Clarke has said that every person who has the ability to pay and doesn’t do so hurts the rest of the system.

“The only true lever I have to save money is to cut service,” Clarke said. “If you have the means to pay your fare, then you should pay your fare because it’s our community’s transit system that does a community good. And in the longer term, if the region wants to have a conversation about funding Metro in a different way then we should have that. But that’s not today.”

Metro estimates that 34% of all Metrobus trips are not paid for. Bus operators press a button every time a fare is not paid. It’s harder to estimate how often train fares are not paid because fare gates aren’t constantly monitored.

Clarke said he can’t pinpoint one reason that fare evasion has gotten worse in recent years (it was a $36 million problem back in 2019 when ridership was nearly doubled; Metro estimates that fare evasion costs the agency $40 million this year), but he said he believes that many societal norms broke down during the pandemic.

“We also have some orderliness issues around the system and society,” Clarke said. “Compared to pre-pandemic, people seem to have high tempers that they didn’t have before. They have a lower tolerance and lower patience.”

He says he doesn’t want fare enforcement to create confrontations with transit police, saying that he expects police to treat people with respect and customers to do the same. Station managers and bus operators are not authorized to write tickets and are encouraged not to escalate a fare evasion situation for safety reasons.

This year, Metro expects about $301 million in fare revenue from passengers, making up about 13% of its total operating budget of $2 billion. The estimated shortfall from fare evasion this year, meanwhile, represents about 2% of that budget.

Meanwhile, Metro’s budget problem — a $185 million budget gap this year – is set to worsen in coming years if ridership doesn’t return and federal funding runs out. The deficit could grow to $900 million or more by 2028, meaning Metro will need to have a much larger conversation about how to pay for the system.
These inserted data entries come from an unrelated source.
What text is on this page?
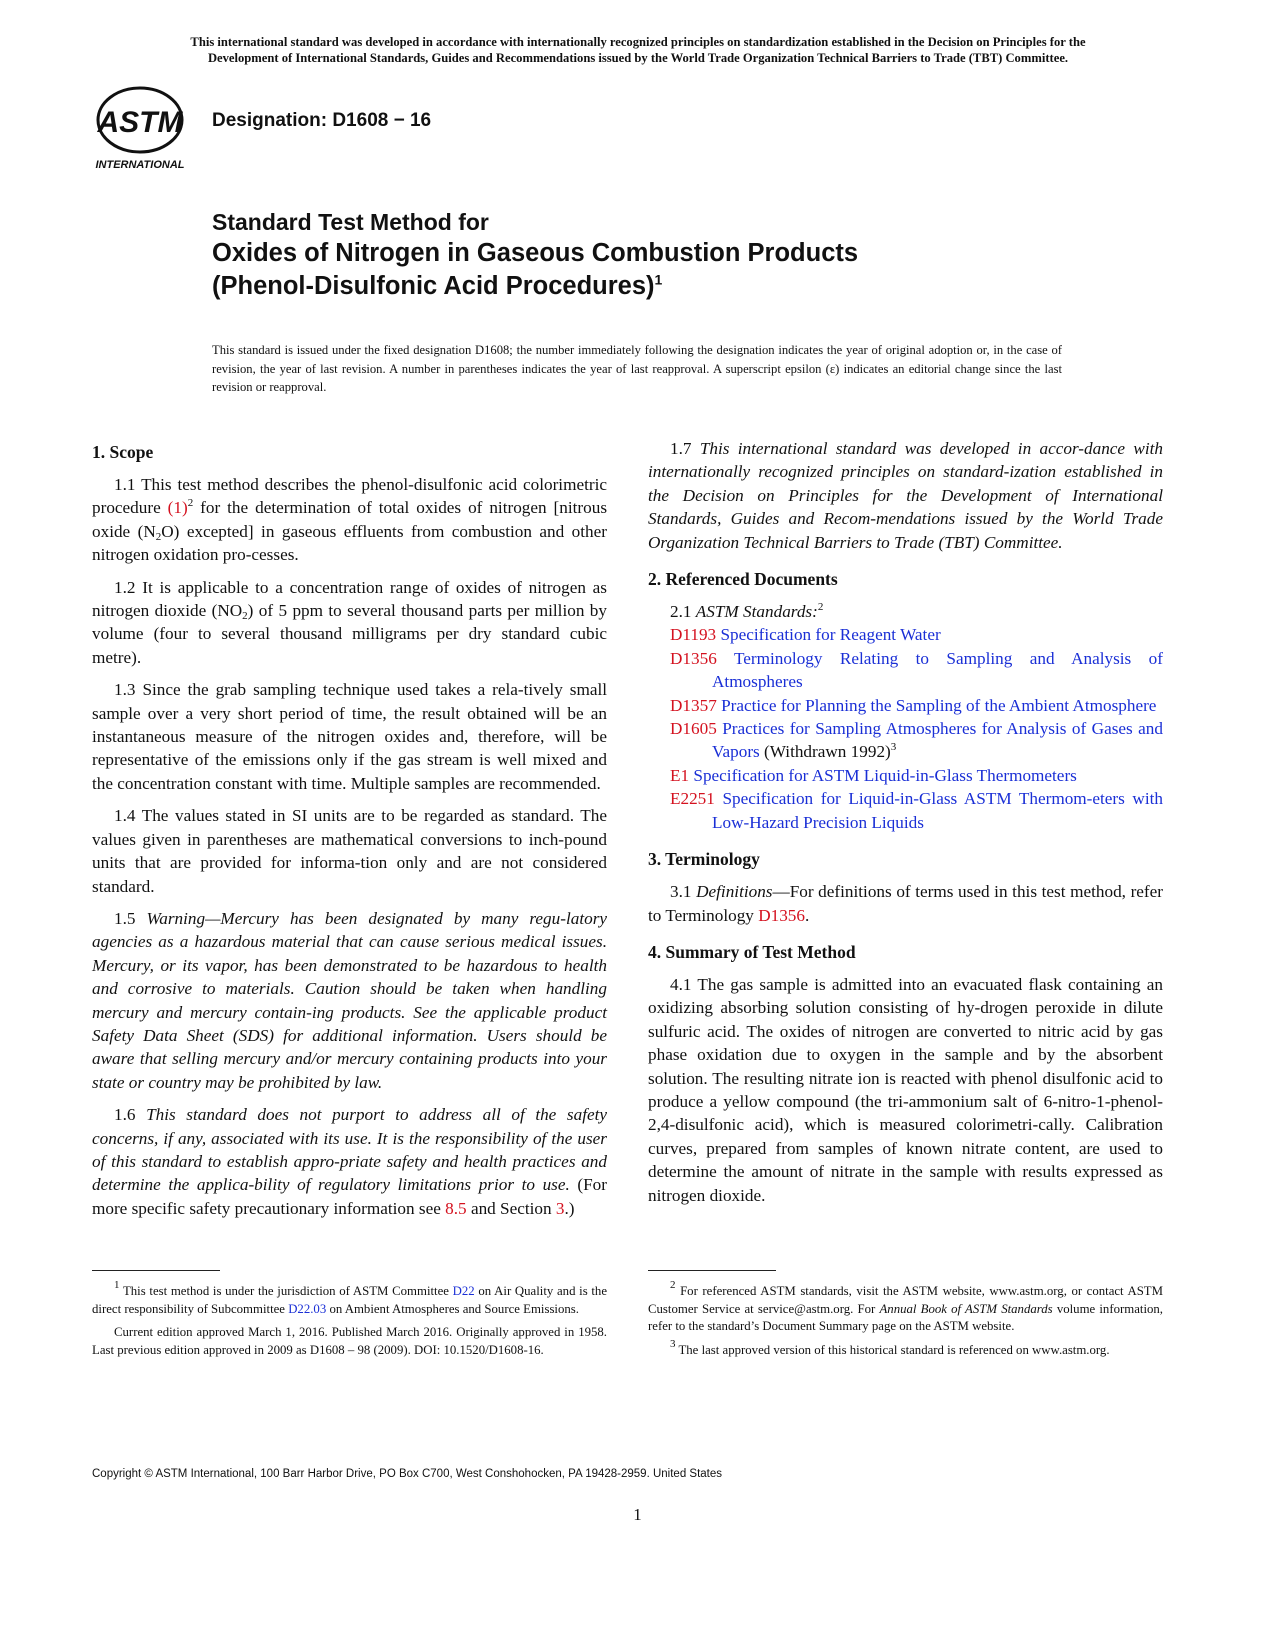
This international standard was developed in accordance with internationally recognized principles on standardization established in the Decision on Principles for the
Development of International Standards, Guides and Recommendations issued by the World Trade Organization Technical Barriers to Trade (TBT) Committee.
ASTM
INTERNATIONAL
Designation: D1608 − 16
Standard Test Method for
Oxides of Nitrogen in Gaseous Combustion Products
(Phenol-Disulfonic Acid Procedures)$^1$
This standard is issued under the fixed designation D1608; the number immediately following the designation indicates the year of original adoption or, in the case of revision, the year of last revision. A number in parentheses indicates the year of last reapproval. A superscript epsilon (ε) indicates an editorial change since the last revision or reapproval.
1. Scope

1.1 This test method describes the phenol-disulfonic acid colorimetric procedure $(1)^2$ for the determination of total oxides of nitrogen [nitrous oxide $(N_2O)$ excepted] in gaseous effluents from combustion and other nitrogen oxidation pro-cesses.

1.2 It is applicable to a concentration range of oxides of nitrogen as nitrogen dioxide $(NO_2)$ of 5 ppm to several thousand parts per million by volume (four to several thousand milligrams per dry standard cubic metre).

1.3 Since the grab sampling technique used takes a rela-tively small sample over a very short period of time, the result obtained will be an instantaneous measure of the nitrogen oxides and, therefore, will be representative of the emissions only if the gas stream is well mixed and the concentration constant with time. Multiple samples are recommended.

1.4 The values stated in SI units are to be regarded as standard. The values given in parentheses are mathematical conversions to inch-pound units that are provided for informa-tion only and are not considered standard.

1.5 Warning—Mercury has been designated by many regu-latory agencies as a hazardous material that can cause serious medical issues. Mercury, or its vapor, has been demonstrated to be hazardous to health and corrosive to materials. Caution should be taken when handling mercury and mercury contain-ing products. See the applicable product Safety Data Sheet (SDS) for additional information. Users should be aware that selling mercury and/or mercury containing products into your state or country may be prohibited by law.

1.6 This standard does not purport to address all of the safety concerns, if any, associated with its use. It is the responsibility of the user of this standard to establish appro-priate safety and health practices and determine the applica-bility of regulatory limitations prior to use. (For more specific safety precautionary information see 8.5 and Section 3.)

1.7 This international standard was developed in accor-dance with internationally recognized principles on standard-ization established in the Decision on Principles for the Development of International Standards, Guides and Recom-mendations issued by the World Trade Organization Technical Barriers to Trade (TBT) Committee.

2. Referenced Documents

2.1 ASTM Standards:$^2$

D1193 Specification for Reagent Water
D1356 Terminology Relating to Sampling and Analysis of Atmospheres
D1357 Practice for Planning the Sampling of the Ambient Atmosphere
D1605 Practices for Sampling Atmospheres for Analysis of Gases and Vapors (Withdrawn 1992)$^3$
E1 Specification for ASTM Liquid-in-Glass Thermometers
E2251 Specification for Liquid-in-Glass ASTM Thermom-eters with Low-Hazard Precision Liquids
3. Terminology

3.1 Definitions—For definitions of terms used in this test method, refer to Terminology D1356.

4. Summary of Test Method

4.1 The gas sample is admitted into an evacuated flask containing an oxidizing absorbing solution consisting of hy-drogen peroxide in dilute sulfuric acid. The oxides of nitrogen are converted to nitric acid by gas phase oxidation due to oxygen in the sample and by the absorbent solution. The resulting nitrate ion is reacted with phenol disulfonic acid to produce a yellow compound (the tri-ammonium salt of 6-nitro-1-phenol-2,4-disulfonic acid), which is measured colorimetri-cally. Calibration curves, prepared from samples of known nitrate content, are used to determine the amount of nitrate in the sample with results expressed as nitrogen dioxide.

$^1$ This test method is under the jurisdiction of ASTM Committee D22 on Air Quality and is the direct responsibility of Subcommittee D22.03 on Ambient Atmospheres and Source Emissions.

Current edition approved March 1, 2016. Published March 2016. Originally approved in 1958. Last previous edition approved in 2009 as D1608 – 98 (2009). DOI: 10.1520/D1608-16.

$^2$ For referenced ASTM standards, visit the ASTM website, www.astm.org, or contact ASTM Customer Service at service@astm.org. For Annual Book of ASTM Standards volume information, refer to the standard’s Document Summary page on the ASTM website.

$^3$ The last approved version of this historical standard is referenced on www.astm.org.

Copyright © ASTM International, 100 Barr Harbor Drive, PO Box C700, West Conshohocken, PA 19428-2959. United States
1
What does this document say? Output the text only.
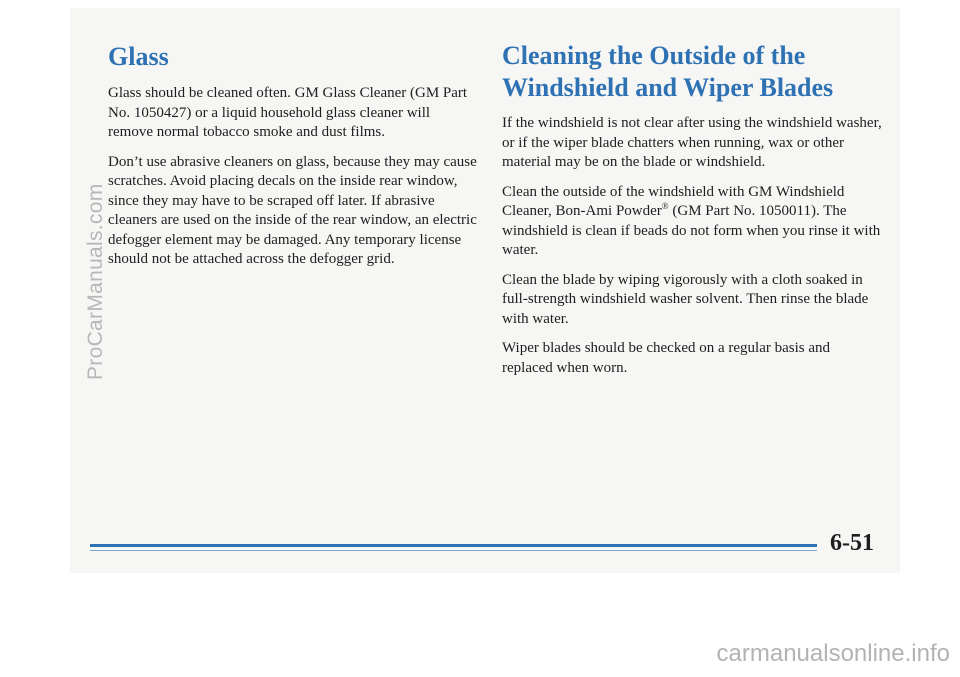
Glass

Glass should be cleaned often. GM Glass Cleaner (GM Part No. 1050427) or a liquid household glass cleaner will remove normal tobacco smoke and dust films.

Don’t use abrasive cleaners on glass, because they may cause scratches. Avoid placing decals on the inside rear window, since they may have to be scraped off later. If abrasive cleaners are used on the inside of the rear window, an electric defogger element may be damaged. Any temporary license should not be attached across the defogger grid.

Cleaning the Outside of the Windshield and Wiper Blades

If the windshield is not clear after using the windshield washer, or if the wiper blade chatters when running, wax or other material may be on the blade or windshield.

Clean the outside of the windshield with GM Windshield Cleaner, Bon-Ami Powder® (GM Part No. 1050011). The windshield is clean if beads do not form when you rinse it with water.

Clean the blade by wiping vigorously with a cloth soaked in full-strength windshield washer solvent. Then rinse the blade with water.

Wiper blades should be checked on a regular basis and replaced when worn.

6-51
ProCarManuals.com
carmanualsonline.info
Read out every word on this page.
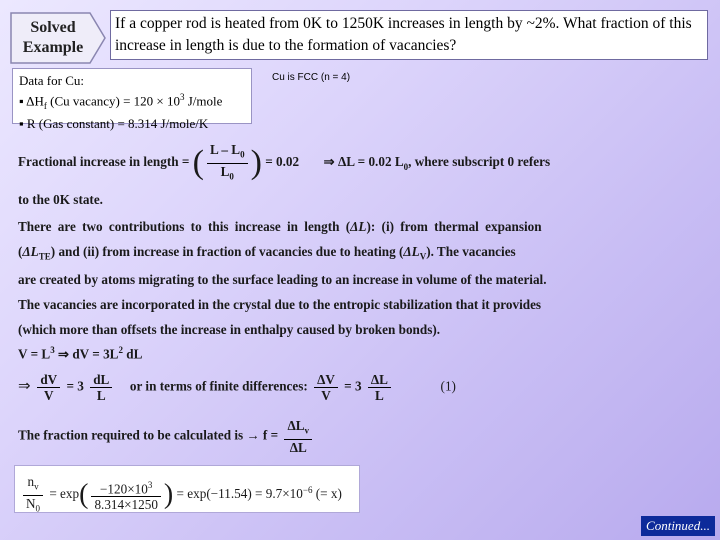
Solved
Example
If a copper rod is heated from 0K to 1250K increases in length by ~2%. What fraction of this increase in length is due to the formation of vacancies?
Data for Cu:
▪ $\Delta H_f$ (Cu vacancy) = $120 \times 10^3$ J/mole
▪ R (Gas constant) = 8.314 J/mole/K
Cu is FCC (n = 4)
Fractional increase in length = ( $\frac{L - L_0}{L_0}$ ) = 0.02 ⇒ ΔL = 0.02 $L_0$, where subscript 0 refers
to the 0K state.
There are two contributions to this increase in length (ΔL): (i) from thermal expansion
$(\Delta L_{TE})$ and (ii) from increase in fraction of vacancies due to heating $(\Delta L_V)$. The vacancies
are created by atoms migrating to the surface leading to an increase in volume of the material.
The vacancies are incorporated in the crystal due to the entropic stabilization that it provides
(which more than offsets the increase in enthalpy caused by broken bonds).
$V = L^3$ ⇒ dV = $3L^2$ dL
⇒ $\frac{dV}{V} = 3 \frac{dL}{L}$ or in terms of finite differences: $\frac{\Delta V}{V} = 3 \frac{\Delta L}{L}$	(1)
The fraction required to be calculated is → $f = \frac{\Delta L_v}{\Delta L}$
$\frac{n_v}{N_0} = \exp( \frac{-120\times 10^3}{8.314\times 1250}$ ) = $\exp(-11.54) = 9.7\times 10^{-6}$ (= x)
Continued...
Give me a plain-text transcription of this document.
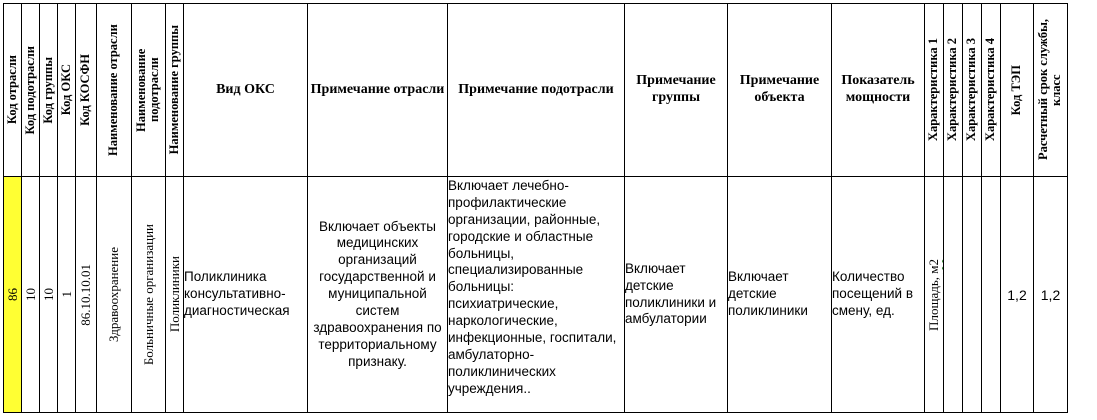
Код отрасли	Код подотрасли	Код группы	Код ОКС	Код КОСФН	Наименование отрасли	Наименование подотрасли	Наименование группы	Вид ОКС	Примечание отрасли	Примечание подотрасли	Примечание группы	Примечание объекта	Показатель мощности	Характеристика 1	Характеристика 2	Характеристика 3	Характеристика 4	Код ТЭП	Расчетный срок службы, класс

86	10	10	1	86.10.10.01	Здравоохранение	Больничные организации	Поликлиники	Поликлиника консультативно-диагностическая	Включает объекты медицинских организаций государственной и муниципальной систем здравоохранения по территориальному признаку.	Включает лечебно-профилактические организации, районные, городские и областные больницы, специализированные больницы: психиатрические, наркологические, инфекционные, госпитали, амбулаторно-поликлинических учреждения..	Включает детские поликлиники и амбулатории	Включает детские поликлиники	Количество посещений в смену, ед.	Площадь, м2				1,2	1,2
“Many people have mentioned going to a fare-free model, but fare-free does not mean free,” Clarke said in Tuesday’s release. “There are costs associated with running the community’s transit system and therefore the necessary revenues must exist to deliver the services the community needs.”

Metro did not have concrete figures on how much it may cost to retrofit faregates but said the cost for the campaign and more enforcement is “very minor.

Metro wrote more than 15,409 fare evasion tickets in 2017. That number was halved in 2019 as criticism of fare evasion and the D.C. law changed. Last year, just 297 tickets were issued for far evasion – none in D.C.